さらに「身体が言うことを聞くなら、本当はもっと続けたかった」そう言えるほど好きな仕事で、お金を生み出し続けたことが、どんなに素晴らしいことか!
研究熱心で職人気質の父が美味しい料理をつくり、明るく愛想が良く、接客が好きな母が店を切り盛りする。好きな仕事をしていた二人を見ていると、仕事というものは、その人らしさの自己表現の一つなのだと自然と思えたのです。
Key Message 04
ファイナンシャル・コンサルティングの際に、女性たちから一番多く寄せられるご相談内容は、老後資金に関することです。
結婚している、していないに関わらず、平均寿命が男性より長く、また何歳まで生きるかわからない、つまりいくらあれば足りるのか、正確に計算することが難しい老後資金は、人生の三大資金の中でも、他の住宅資金や教育資金に比べて準備が難しいと言えます。
だからこそ、基本的なマネーリテラシーを身につけ、老齢年金についても最低限必要な知識をもつこと、時間をかけて個人年金等で準備すること、NISAやiDeCoなどの制度も活用して資産運用をすることは、もちろん大事です。

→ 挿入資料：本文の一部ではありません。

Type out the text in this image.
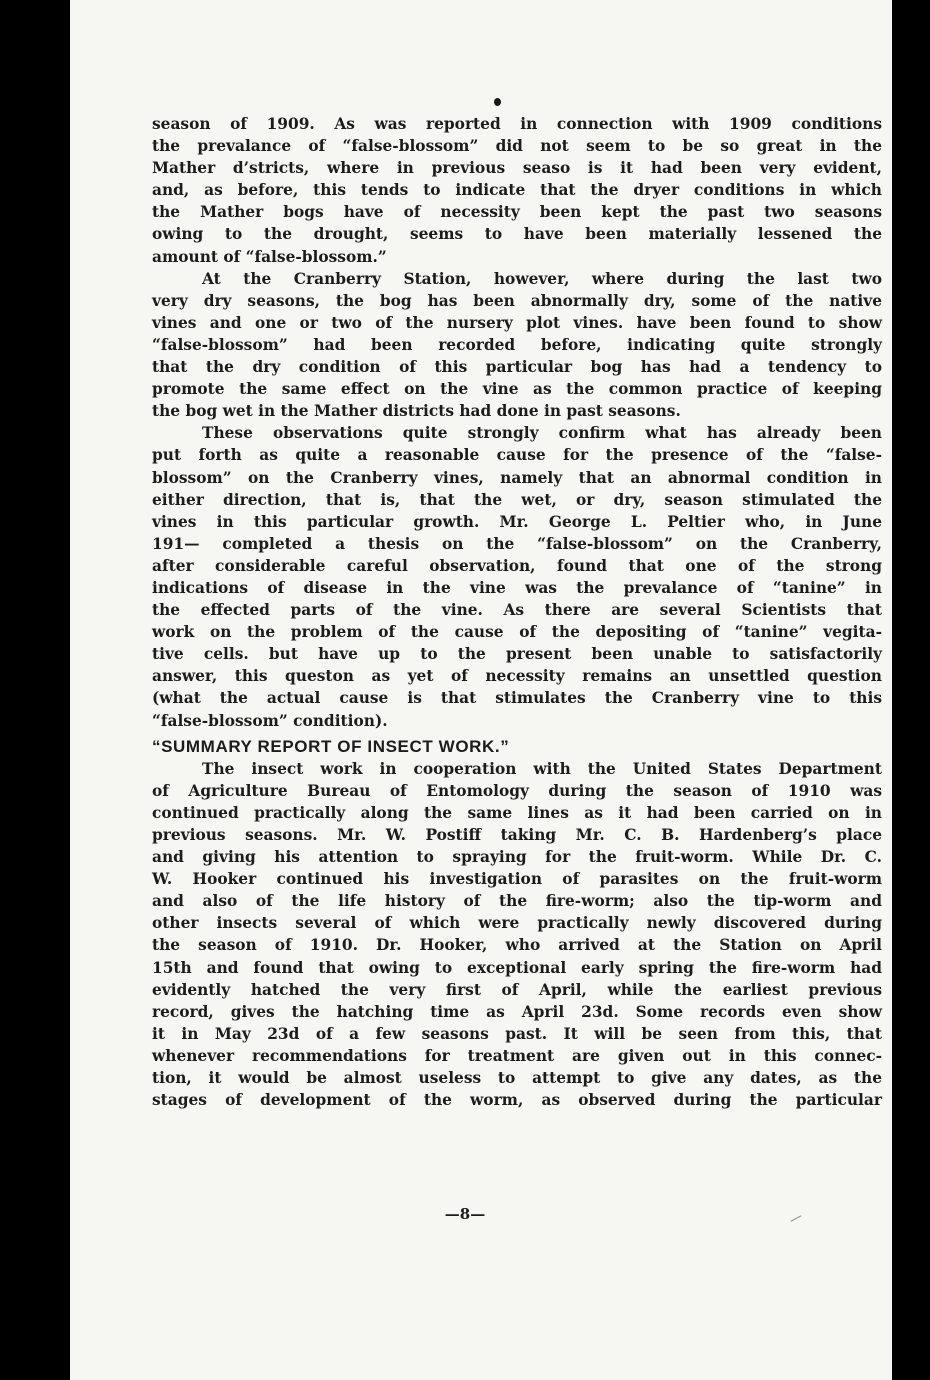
season of 1909. As was reported in connection with 1909 conditions
the prevalance of “false-blossom” did not seem to be so great in the
Mather d’stricts, where in previous seaso is it had been very evident,
and, as before, this tends to indicate that the dryer conditions in which
the Mather bogs have of necessity been kept the past two seasons
owing to the drought, seems to have been materially lessened the
amount of “false-blossom.”
At the Cranberry Station, however, where during the last two
very dry seasons, the bog has been abnormally dry, some of the native
vines and one or two of the nursery plot vines. have been found to show
“false-blossom” had been recorded before, indicating quite strongly
that the dry condition of this particular bog has had a tendency to
promote the same effect on the vine as the common practice of keeping
the bog wet in the Mather districts had done in past seasons.
These observations quite strongly confirm what has already been
put forth as quite a reasonable cause for the presence of the “false-
blossom” on the Cranberry vines, namely that an abnormal condition in
either direction, that is, that the wet, or dry, season stimulated the
vines in this particular growth. Mr. George L. Peltier who, in June
191— completed a thesis on the “false-blossom” on the Cranberry,
after considerable careful observation, found that one of the strong
indications of disease in the vine was the prevalance of “tanine” in
the effected parts of the vine. As there are several Scientists that
work on the problem of the cause of the depositing of “tanine” vegita-
tive cells. but have up to the present been unable to satisfactorily
answer, this queston as yet of necessity remains an unsettled question
(what the actual cause is that stimulates the Cranberry vine to this
“false-blossom” condition).
“SUMMARY REPORT OF INSECT WORK.”
The insect work in cooperation with the United States Department
of Agriculture Bureau of Entomology during the season of 1910 was
continued practically along the same lines as it had been carried on in
previous seasons. Mr. W. Postiff taking Mr. C. B. Hardenberg’s place
and giving his attention to spraying for the fruit-worm. While Dr. C.
W. Hooker continued his investigation of parasites on the fruit-worm
and also of the life history of the fire-worm; also the tip-worm and
other insects several of which were practically newly discovered during
the season of 1910. Dr. Hooker, who arrived at the Station on April
15th and found that owing to exceptional early spring the fire-worm had
evidently hatched the very first of April, while the earliest previous
record, gives the hatching time as April 23d. Some records even show
it in May 23d of a few seasons past. It will be seen from this, that
whenever recommendations for treatment are given out in this connec-
tion, it would be almost useless to attempt to give any dates, as the
stages of development of the worm, as observed during the particular
—8—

しかし同時に、本来の自分らしさを活かして、やりがいと生きがいをもって出来る仕事、一生涯続けたいと思える仕事を持つことも、とても大事なことだと思います。やりがいと生きがいをもつ人は、そうでない人よりも、死亡リスクや心血管疾患リスクが下がるというデータもあり、それはすなわち、健康寿命を延ばすことに繋がります。つまり経済効果もあることなのです。
また多くの女性が願う、自分らしくイキイキと生きることにも繋がります。
本来の自分を生きた時、自然と生みだされる仕事、それが人に喜ばれ、お金が生みだされ、そのお金がまた自分の人生を支え、創っていく道具として世の中に循環していく、その循環が、温かい想いと共に人と人を繋ぎ、巡っていくことは、とても豊かなことだと思うのです。